Active Measures Being Taken By Let’s Encrypt
Yesterday, it was announced that all certificates that have been issued without proper CAA checks, following industry rules, will be revoked as dictated by the CA/B Forum by the Let’s Encrypt project.
The engineers from the Let’s Encrypt Project have reportedly said that only 2.6% out of the currently active 116 million TLS certificates were impacted by this issue, representing 3,048,289 certs.
They have put the actual number of the impacted SSL certificates at a rough figure of two million as out of the three million, one million are duplicates for the same domain/subdomain.
“Because of the way this bug operated, the most commonly affected certificates were those that are reissued very frequently, which is why so many affected certificates are duplicates,” Let’s Encrypt engineers explained today in a special FAQ page dedicated to the incident.
Starting with 00:00 UTC, March 4, 2020, Let’s Encrypt plans to revoke all the impacted certificates.
Errors in browsers and other applications will be triggered by all impacted certs after the above-mentioned date. Therefore, it is advisable that all such domain owners request a new TLS certificate and replace the old one. Security experts, however, believe that it’s better for all webmasters to reissue a new SSL certificate as an extra precautionary measure.

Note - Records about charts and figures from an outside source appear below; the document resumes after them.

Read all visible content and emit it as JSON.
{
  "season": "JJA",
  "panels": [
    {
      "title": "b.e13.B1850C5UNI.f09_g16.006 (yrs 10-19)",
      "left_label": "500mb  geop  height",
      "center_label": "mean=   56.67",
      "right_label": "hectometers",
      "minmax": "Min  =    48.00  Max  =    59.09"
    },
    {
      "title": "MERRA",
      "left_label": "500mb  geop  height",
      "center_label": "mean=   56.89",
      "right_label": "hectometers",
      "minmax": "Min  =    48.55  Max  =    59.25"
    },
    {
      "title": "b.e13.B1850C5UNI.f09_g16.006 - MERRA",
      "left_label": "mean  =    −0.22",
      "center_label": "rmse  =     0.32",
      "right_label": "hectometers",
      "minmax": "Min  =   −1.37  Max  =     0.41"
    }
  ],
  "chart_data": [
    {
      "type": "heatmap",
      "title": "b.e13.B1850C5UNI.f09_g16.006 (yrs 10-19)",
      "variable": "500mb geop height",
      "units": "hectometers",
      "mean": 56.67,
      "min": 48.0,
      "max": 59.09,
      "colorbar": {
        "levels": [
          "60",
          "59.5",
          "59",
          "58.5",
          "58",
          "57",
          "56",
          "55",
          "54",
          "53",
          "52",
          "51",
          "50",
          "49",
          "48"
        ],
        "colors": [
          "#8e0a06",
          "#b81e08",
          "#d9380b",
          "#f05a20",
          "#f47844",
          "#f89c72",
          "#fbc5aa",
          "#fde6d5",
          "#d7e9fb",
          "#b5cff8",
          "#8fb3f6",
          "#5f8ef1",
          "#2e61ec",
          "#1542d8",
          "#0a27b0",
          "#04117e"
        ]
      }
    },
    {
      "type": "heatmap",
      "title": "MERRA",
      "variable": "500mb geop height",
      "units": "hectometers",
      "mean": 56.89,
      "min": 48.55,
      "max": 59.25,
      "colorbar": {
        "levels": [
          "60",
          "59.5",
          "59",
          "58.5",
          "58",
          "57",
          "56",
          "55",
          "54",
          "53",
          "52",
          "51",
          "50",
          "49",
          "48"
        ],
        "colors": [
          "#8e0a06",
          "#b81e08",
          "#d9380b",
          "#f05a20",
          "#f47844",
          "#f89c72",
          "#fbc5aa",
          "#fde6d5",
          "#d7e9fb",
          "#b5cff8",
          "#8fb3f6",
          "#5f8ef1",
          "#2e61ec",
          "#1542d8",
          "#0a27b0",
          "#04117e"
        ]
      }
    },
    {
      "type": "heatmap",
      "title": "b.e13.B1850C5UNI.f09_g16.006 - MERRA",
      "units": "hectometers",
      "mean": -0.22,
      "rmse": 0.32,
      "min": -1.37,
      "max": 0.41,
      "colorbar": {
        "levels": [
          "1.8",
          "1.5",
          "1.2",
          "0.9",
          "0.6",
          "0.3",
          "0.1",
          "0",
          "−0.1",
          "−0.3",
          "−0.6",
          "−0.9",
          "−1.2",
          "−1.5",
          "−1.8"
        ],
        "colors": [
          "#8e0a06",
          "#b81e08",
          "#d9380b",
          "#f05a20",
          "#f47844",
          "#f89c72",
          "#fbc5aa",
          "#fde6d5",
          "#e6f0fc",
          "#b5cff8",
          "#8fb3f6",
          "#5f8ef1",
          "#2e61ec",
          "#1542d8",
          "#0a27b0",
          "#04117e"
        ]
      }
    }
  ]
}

The impacted domain owners have been notified by email however not all users listed a valid contact method said Let’s Encrypt.
A list of impacted TLS certificate serial numbers can be checked on this page by current users of Let’s Encrypt certificates. They can also visit this website and enter their certificate domain name to check if their certificate is one of the impacted ones.
Let’s Encrypt made it as one of the most successful CA to date as last week itself it was announced that it had issued its one-billionth TLS certificate which was completely free.
Although some platform-specific bugs have shown up once in a while, this particular project managed to stay free of any major incidents of abuse in its five-year-old long run. This incident is the first time Let’s Encrypt is having to revoke certificates. However, many of its users are most likely to look the other way now as the project provides free certificates.